The Armed Forces Retirement Home had a special Memorial Day ceremony for its veteran residents. In addition to honoring those who served, Monday was also the re-dedication of two symbols of American strength and freedom. Memorial Day at the Armed Forces Retirement Home in Gulfport took on multiple meanings as veterans gathered for the holiday. Congressman Steven Palazzo says, “We owe them everything, our property, our freedom, and it’s a day when can say thanks.”
The day's ceremony honored the military and re-dedicated two wooden eagles with a rich history. Chuck Dickerson, an administrator at the Armed Forces Retirement Home, says, “These eagles, in the 1800s, they were there for the Civil War. They’ve seen a lot of wars across the United States.” The eagles stood at the Philadelphia Naval Home since the 1800s and were brought to Gulfport in 1976. After falling into disrepair, they were found discarded by a resident of the Armed Forces Retirement Home. Dickerson also says, “The residents here restored them, made these pillars for them and here they are today.” Palazzo also says, “I’m somewhat of a pack rat, and if I'd found these eagles, they would have ended up in my house somewhere.”
The man who found the eagles in a Gulfport trash can died on Memorial Day. Monday, his family is present to help re-dedicate the treasure he found. Palazzo also says, “To know that they were almost discarded with so much history is fantastic.” The veterans appreciate this Memorial Day, not only to remember what they went through, but also to hopefully teach the next generation.

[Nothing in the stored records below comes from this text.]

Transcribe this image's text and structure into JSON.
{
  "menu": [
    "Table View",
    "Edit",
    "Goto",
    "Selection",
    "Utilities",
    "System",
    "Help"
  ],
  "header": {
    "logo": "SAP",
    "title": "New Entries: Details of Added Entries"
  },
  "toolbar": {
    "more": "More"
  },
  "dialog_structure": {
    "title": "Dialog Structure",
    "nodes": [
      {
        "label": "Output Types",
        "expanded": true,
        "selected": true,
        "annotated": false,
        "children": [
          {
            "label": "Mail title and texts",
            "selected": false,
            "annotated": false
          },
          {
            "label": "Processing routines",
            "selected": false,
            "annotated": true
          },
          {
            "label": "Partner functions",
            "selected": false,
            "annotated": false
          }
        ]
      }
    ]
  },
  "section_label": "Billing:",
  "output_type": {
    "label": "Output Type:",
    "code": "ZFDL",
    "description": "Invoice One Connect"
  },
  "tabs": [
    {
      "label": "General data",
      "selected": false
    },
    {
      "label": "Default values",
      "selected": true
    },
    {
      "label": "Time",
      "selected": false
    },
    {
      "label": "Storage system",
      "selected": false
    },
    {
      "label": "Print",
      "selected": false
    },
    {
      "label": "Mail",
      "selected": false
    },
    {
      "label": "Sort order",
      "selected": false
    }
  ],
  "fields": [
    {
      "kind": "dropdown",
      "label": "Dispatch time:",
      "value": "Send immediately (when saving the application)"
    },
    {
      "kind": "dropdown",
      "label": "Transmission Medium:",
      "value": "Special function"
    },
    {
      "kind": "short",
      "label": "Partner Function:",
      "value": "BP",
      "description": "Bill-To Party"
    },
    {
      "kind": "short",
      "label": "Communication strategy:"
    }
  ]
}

Doris Jones, a military retiree of the U.S. Army, says, “We need to continue to do these ceremonies so the young people will understand what the veterans went through to get a free country.”
Frederick J. Petersen, a military retiree of the U.S. Navy, says, “Children nowadays don’t realize history and need these functions, and some of these history books don’t even teach them anymore.” The eagles are now perched on Styrofoam platforms that were constructed by veterans that live at the home. The two eagle statues will now greet visitors as soon as they get off the elevator at the Armed Forces Retirement Home.